Jason Tunks

Personal information
- Born: May 7, 1975 (age 51) London, Ontario, Canada
- Spouse: Dianne Tunks

Sport
- Country: Canada
- Sport: Athletics
- Event: Discus Throw
- Retired: 2011

Achievements and titles
- Personal bests: Discus Throw: 67.88m (1998, NR); Outdoor Shotput: 19.06m (1997); Indoor Shotput: 18.97m (2001);

Medal record
Representing Canada
Commonwealth Games
| Silver medal – second place | 2002 Manchester | Discus throw |
| Silver medal – second place | 2006 Melbourne | Discus throw |
| Bronze medal – third place | 1998 Kuala Lumpur | Discus throw |
Pan American Games
| Gold medal – first place | 2003 Santo Domingo | Discus throw |
| Bronze medal – third place | 1999 Winnipeg | Discus throw |

= Jason Tunks =

Canadian discus thrower (born 1975)

Jason Tunks (born May 7, 1975 in London, Ontario, Canada) is a Canadian former discus thrower who has represented Canada in the Olympics in Atlanta 1996, Sydney 2000 and Athens 2004. He currently holds the Canadian National Record for discus at 67.88 m.

Competing for the SMU Mustangs track and field team, Tunks won the discus at the 1997 NCAA Division I Outdoor Track and Field Championships.

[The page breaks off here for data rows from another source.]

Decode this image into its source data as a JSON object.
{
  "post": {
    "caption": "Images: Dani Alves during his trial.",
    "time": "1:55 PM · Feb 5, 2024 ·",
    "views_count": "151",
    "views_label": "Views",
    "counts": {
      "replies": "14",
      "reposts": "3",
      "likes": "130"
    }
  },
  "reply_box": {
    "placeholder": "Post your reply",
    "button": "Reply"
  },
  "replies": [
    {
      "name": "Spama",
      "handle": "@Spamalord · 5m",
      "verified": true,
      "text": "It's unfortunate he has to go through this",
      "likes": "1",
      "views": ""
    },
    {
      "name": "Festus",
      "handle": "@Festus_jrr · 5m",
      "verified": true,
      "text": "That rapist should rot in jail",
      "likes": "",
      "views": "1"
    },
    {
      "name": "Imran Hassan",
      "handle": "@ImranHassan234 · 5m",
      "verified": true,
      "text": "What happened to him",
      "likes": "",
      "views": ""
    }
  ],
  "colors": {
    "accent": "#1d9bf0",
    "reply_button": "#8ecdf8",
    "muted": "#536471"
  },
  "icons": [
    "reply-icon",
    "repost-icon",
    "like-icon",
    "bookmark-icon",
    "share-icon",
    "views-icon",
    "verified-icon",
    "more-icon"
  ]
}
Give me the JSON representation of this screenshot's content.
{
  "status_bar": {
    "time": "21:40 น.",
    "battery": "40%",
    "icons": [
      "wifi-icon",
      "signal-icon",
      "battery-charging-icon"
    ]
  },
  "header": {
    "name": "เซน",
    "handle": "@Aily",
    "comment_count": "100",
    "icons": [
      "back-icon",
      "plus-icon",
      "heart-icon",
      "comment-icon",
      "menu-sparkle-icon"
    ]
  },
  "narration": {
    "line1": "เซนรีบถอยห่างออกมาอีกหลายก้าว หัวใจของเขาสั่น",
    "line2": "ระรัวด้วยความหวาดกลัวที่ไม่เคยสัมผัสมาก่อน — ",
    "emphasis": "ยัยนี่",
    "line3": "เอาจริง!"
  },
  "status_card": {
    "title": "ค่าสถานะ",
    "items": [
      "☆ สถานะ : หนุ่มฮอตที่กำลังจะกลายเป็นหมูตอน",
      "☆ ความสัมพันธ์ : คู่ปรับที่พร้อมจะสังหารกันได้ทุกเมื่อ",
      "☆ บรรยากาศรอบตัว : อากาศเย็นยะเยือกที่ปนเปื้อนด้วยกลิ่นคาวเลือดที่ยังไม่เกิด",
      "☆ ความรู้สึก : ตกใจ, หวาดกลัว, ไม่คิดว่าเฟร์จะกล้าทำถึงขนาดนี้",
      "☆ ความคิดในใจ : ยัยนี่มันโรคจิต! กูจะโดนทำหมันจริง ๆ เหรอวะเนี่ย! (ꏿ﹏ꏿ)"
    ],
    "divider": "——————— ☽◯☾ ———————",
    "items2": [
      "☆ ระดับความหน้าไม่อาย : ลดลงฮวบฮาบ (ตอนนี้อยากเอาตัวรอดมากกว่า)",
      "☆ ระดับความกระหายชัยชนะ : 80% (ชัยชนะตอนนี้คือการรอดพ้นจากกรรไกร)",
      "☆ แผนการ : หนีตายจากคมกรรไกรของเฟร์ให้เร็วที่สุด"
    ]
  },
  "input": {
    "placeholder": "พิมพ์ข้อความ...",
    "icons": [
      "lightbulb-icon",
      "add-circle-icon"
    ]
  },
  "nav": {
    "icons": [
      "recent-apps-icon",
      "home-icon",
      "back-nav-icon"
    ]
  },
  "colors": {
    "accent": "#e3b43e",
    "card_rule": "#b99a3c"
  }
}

Tunks was inducted into the London (Ontario) Sports Hall of Fame in 2012, and the Athletics Canada Hall of Fame in 2014.

== Major events ==

| Event | Qualification |  | Final |  | Ref |
| Distance | Position | Distance | Position |
| Atlanta 1996 | 55.58m | 33rd | Did not advance |  |  |
| Sydney 2000 | 64.40 | 2nd | 65.80 | 6 |  |
| Athens 2004 | 61.21 | 15 | Did not advance |  |  |

IAAF World Championships in Athletics

- 1997 World Championships in Athletics at Athens - 9th - 62.30 m (204.40 ft)
- 1999 World Championships in Athletics at Seville - 20th - 60.20 m (197.51 ft)
- 2001 World Championships in Athletics at Edmonton - 9th - 63.79 m (209.28 ft)
- 2003 World Championships in Athletics at Paris - 11th - 62.21 m (204.10 ft)
- 2005 World Championships in Athletics at Helsinki - 8th - 63.77 m (209.22 ft)

Commonwealth Games

- 1998 Commonwealth Games at Kuala Lumpur - 3rd - 62.22 m (204.13 ft)
- 2002 Commonwealth Games at Manchester - 2nd - 62.61 m (205.41 ft)
- 2006 Commonwealth Games at Melbourne - 2nd - 63.07 m (206.92 ft)

Pan American Games

- 1999 Pan American Games at Winnipeg - 3rd - 61.75 m (202.59 ft)
- 2003 Pan American Games at Santo Domingo - 1st - 63.70 m (208.99 ft)

World Cup in Athletics

- 2002 World Cup at Madrid - 5th - 62.89 m (206.33 ft)

Goodwill Games

- 1998 Goodwill Games at Uniondale, New York - 4th - 62.53 m (205.15 ft)
- 2001 Goodwill Games at Brisbane - 7th - 61.70 m (202.43 ft)

== Progression ==

Progression by Active Year (Personal Best is Bold)
| Year | Date | Distance |
|---|---|---|
| 1994 | July 14 | 58.76 m (192.78 ft) |
| 1995 | July 1 | 58.66 m (192.45 ft) |
| 1996 | May 18 | 63.86 m (209.51 ft) |
| 1997 | April 12 | 65.20 m (213.91 ft) |
| 1998 | May 14 | 67.88 m (222.70 ft) |
| 1999 | May 13 | 65.54 m (215.03 ft) |
| 2000 | May 6 | 66.28 m (217.45 ft) |
| 2001 | June 9 | 67.70 m (222.11 ft) |
| 2002 | January 28 | 66.50 m (218.18 ft) |
| 2003 | April 26 | 66.55 m (218.34 ft) |
| 2004 | May 19 | 66.15 m (217.03 ft) |
| 2005 | June 11 | 66.59 m (218.47 ft) |
| 2006 | February 25 | 66.50 m (218.18 ft) |
| 2015 | February 21 | 60.08m (197.36) |

== Personal life ==
Tunks is married to Dianne Tunks (née Olson) and they have four children: Brayden, Rylan, Jenna and Julia (born 20 July 2006), who is the #1 on the World U18 Female Discus leaderboard.